We all know how much photography and filmmaking equipment cost and how important it is to protect them. Yet,
some of us I still fail to follow this simple and basic rule. I am a documentary filmmaker which means that I am often shooting outdoors, run and gun situations with a tiny crew (alone or with one or two other crew members). So I usually try to travel light.
I was recently on a documentary shoot for 6 days. I followed a sailing team during the most important competition of the year. This project was really last minute and I didn’t really have time to plan my days of shooting so I had to take a bit more gear than I usually do. I was on the beach or close to one everyday, often under the rain with over $6000 worth of gear. How did my equipment survive? I’m asking you!
For us, independent filmmakers and photographers, it is even more important to make sure that on outdoor shooting like this, we have the necessary tools to keep our gear safe. We don’t have the luxury to loose/break/drown any piece of materiel.
Well, guess what? Until this morning, I was sure that I had lost my AVX transmitter from my Sennheiser ME2 lavalier set after a longer-than-necessary stay under a heavy rain (hurricane type).
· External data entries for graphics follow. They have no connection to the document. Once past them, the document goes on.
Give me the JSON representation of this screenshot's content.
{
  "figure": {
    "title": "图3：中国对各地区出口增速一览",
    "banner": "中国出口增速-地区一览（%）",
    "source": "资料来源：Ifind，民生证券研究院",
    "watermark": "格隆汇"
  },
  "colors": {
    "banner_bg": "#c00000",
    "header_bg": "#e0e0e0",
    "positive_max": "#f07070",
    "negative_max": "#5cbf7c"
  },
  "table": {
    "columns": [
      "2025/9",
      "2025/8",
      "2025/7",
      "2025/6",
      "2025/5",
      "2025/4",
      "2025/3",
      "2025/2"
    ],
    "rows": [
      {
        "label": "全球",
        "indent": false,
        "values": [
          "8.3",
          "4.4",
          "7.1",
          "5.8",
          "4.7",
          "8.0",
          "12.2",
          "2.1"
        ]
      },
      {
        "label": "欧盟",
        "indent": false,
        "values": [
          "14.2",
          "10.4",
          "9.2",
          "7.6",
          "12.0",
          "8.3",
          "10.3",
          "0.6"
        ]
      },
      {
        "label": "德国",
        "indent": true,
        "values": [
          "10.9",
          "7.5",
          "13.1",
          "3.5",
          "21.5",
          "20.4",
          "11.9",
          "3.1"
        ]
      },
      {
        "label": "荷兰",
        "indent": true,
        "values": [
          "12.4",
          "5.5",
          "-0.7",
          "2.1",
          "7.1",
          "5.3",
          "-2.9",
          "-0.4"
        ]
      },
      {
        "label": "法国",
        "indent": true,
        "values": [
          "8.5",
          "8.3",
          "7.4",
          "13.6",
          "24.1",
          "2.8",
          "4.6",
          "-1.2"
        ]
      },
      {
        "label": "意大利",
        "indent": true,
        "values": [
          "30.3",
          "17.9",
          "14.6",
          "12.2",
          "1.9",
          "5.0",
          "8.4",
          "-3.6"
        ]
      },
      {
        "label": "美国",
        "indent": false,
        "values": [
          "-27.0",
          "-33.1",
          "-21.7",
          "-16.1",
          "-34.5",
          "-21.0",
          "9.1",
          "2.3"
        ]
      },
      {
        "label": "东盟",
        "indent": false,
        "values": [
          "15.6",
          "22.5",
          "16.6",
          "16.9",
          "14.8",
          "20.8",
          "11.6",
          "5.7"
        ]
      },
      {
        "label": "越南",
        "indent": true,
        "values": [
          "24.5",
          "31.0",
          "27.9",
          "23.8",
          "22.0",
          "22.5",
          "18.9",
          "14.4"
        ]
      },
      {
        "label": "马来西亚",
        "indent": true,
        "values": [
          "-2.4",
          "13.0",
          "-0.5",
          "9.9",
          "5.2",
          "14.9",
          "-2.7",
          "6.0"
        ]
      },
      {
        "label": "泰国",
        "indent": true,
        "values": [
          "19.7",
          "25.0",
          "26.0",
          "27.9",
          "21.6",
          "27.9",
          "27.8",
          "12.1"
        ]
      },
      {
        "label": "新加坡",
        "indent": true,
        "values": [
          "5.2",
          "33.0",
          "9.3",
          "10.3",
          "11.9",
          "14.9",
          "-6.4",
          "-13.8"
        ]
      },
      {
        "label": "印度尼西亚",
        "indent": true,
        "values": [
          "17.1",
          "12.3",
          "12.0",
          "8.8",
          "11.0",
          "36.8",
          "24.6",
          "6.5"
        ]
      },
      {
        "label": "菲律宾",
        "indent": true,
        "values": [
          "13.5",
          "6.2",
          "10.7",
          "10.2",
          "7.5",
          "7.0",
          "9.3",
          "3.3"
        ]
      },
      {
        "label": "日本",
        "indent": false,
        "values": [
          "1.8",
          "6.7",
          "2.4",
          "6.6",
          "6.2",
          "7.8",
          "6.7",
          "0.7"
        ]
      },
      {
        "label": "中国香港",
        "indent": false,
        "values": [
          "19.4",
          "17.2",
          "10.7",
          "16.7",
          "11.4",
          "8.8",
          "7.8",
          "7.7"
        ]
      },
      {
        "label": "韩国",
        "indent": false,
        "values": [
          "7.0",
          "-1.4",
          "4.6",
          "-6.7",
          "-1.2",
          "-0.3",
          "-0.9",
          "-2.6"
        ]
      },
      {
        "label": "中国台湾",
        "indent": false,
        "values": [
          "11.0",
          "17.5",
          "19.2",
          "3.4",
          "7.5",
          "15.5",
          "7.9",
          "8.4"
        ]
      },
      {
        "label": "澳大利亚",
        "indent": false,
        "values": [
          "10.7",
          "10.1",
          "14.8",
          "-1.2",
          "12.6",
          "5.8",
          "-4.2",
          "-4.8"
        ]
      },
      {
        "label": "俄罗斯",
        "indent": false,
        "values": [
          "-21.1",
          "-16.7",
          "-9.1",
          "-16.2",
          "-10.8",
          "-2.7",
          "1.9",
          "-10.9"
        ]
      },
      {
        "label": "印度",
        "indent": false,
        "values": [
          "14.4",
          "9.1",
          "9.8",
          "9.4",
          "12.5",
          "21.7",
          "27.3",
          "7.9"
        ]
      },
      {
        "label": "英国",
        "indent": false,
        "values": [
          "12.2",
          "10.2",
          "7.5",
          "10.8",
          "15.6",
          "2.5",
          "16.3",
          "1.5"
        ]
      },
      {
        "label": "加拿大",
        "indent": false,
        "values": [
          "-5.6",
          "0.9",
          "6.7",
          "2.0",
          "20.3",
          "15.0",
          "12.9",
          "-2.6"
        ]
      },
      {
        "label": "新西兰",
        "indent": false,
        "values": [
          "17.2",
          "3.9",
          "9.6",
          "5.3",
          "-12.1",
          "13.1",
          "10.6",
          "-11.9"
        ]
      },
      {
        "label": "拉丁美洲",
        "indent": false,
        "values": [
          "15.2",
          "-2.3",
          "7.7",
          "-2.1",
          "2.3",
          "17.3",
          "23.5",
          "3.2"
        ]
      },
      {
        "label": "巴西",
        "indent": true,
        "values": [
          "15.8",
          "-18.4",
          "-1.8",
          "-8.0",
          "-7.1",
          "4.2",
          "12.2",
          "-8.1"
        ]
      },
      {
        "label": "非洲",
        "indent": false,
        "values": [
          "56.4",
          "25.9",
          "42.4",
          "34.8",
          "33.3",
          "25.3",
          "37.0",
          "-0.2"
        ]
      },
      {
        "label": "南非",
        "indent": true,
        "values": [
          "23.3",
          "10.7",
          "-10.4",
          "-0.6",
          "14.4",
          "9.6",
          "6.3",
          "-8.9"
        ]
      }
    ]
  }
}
Most of my gear but my camera (I ain’t crazy) was slightly humid. One piece of equipment got completely drowned at the bottom of my backpack: my Sennheiser ME2 lavalier set and especially the transmitter. Back home, I used a little trick old like the world that very surprisingly to me WORKED! I simply covered the transmitter with rice and let it there for a couple of days After two hours, in despair, I tested it. It didn’t work. So i opened it hoping to unlock some the electronics guru in me. Didn’t work. I had no clue what I was doing so I just closed it back and plunged it in rice. I decided to be patient and let it there for a while. 2 days later, it was still not working so I just let go and hated myself for a week until today when out of the blue and without any hope of seeing it turn on, I tried it and it turned on like old times asking me to recharge its batteries to which I obey immediately.
I cannot tell you how relieved I am right now.
This was obviously a recovery mission and I don’t think we should reach such extreme so I listed a few things that could help you keep your gear safe. Some I use, other I’m planning to.
- pelican case
- serious bag
- waterproof bag
- rain coat
- rain protection for camera
- zipper bags
- plastic bags
- cleaning kit
So, always make sure you’re ready for the fight and bring the necessary equipment with you. You never know when the weather conditions can change especially if like me you’re somewhere in the Caribbean.
And you? how do you protect your gear when shouting outdoors?
I hope that you liked this post and will do more like this in the future. I am currently working on a short guide on documentary filmmaking for beginners on a budget, would it be something that you would like to see in the future?